Sighisoara Medieval Festival

During the 12th century, German craftsmen and merchants known as the Transylvanian Saxons were invited to Transylvania by the King of Hungary to settle and defend the frontier of his realm. The chronicler Krauss lists a Saxon settlement in the actual Sighiṣoara by 1191. By 1298 by the Saxon name of Schespurch resp. Schaesbrich. By 1337 Sighişoara had become a royal center for the kings, who awarded the settlement urban status in 1367 as the Civitas de Segusvar.

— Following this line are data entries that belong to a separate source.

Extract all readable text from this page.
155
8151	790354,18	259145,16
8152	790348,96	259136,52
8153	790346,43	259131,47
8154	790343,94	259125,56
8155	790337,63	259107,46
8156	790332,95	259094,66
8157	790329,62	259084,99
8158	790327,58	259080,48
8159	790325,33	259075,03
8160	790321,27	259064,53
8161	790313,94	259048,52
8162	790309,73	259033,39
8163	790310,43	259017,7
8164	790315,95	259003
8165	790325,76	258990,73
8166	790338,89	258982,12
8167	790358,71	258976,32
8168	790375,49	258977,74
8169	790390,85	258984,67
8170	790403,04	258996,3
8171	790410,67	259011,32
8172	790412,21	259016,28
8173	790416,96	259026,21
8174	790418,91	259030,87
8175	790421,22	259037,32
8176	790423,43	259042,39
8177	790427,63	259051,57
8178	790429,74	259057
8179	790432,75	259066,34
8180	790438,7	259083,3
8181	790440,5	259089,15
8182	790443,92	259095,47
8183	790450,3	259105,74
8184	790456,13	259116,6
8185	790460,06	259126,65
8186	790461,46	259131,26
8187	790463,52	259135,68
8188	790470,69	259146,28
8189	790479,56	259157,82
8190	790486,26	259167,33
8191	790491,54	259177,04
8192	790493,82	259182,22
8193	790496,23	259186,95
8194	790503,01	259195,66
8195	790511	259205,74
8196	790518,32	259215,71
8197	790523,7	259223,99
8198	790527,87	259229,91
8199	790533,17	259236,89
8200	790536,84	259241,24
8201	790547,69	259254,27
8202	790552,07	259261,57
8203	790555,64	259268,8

The city played an important strategic and commercial role at the edges of Central Europe for several centuries. Sighişoara became one of the most important cities of Transylvania, with artisans from throughout the Holy Roman Empire visiting the settlement. The German artisans and craftsmen dominated the urban economy, as well as building the fortifications protecting it. It is estimated that during the 16th and the 17th centuries Sighişoara had as many as 15 guilds and 20 handicraft branches. The Baroque sculptor Elias Nicolai lived in the city. The Wallachian prince Vlad Dracul (father of Vlad the Impaler (Dracula), who lived in exile in the town, let coins to be minted in the city (otherwise coinage was the monopoly of the Hungarian kings in the Kingdom of Hungary) and issued the first document listing the city’s Romanian name, Sighişoara.

The city was the setting for George I Rákóczi’s election as Prince of Transylvania and King of Hungary in 1631. Sighişoara suffered military occupation, fires, and plagues during the 17th and 18th centuries. Important source for the history of the 17th century Transylvania, for the period of 1606-1666, the records of Georg Kraus, the town’s notar.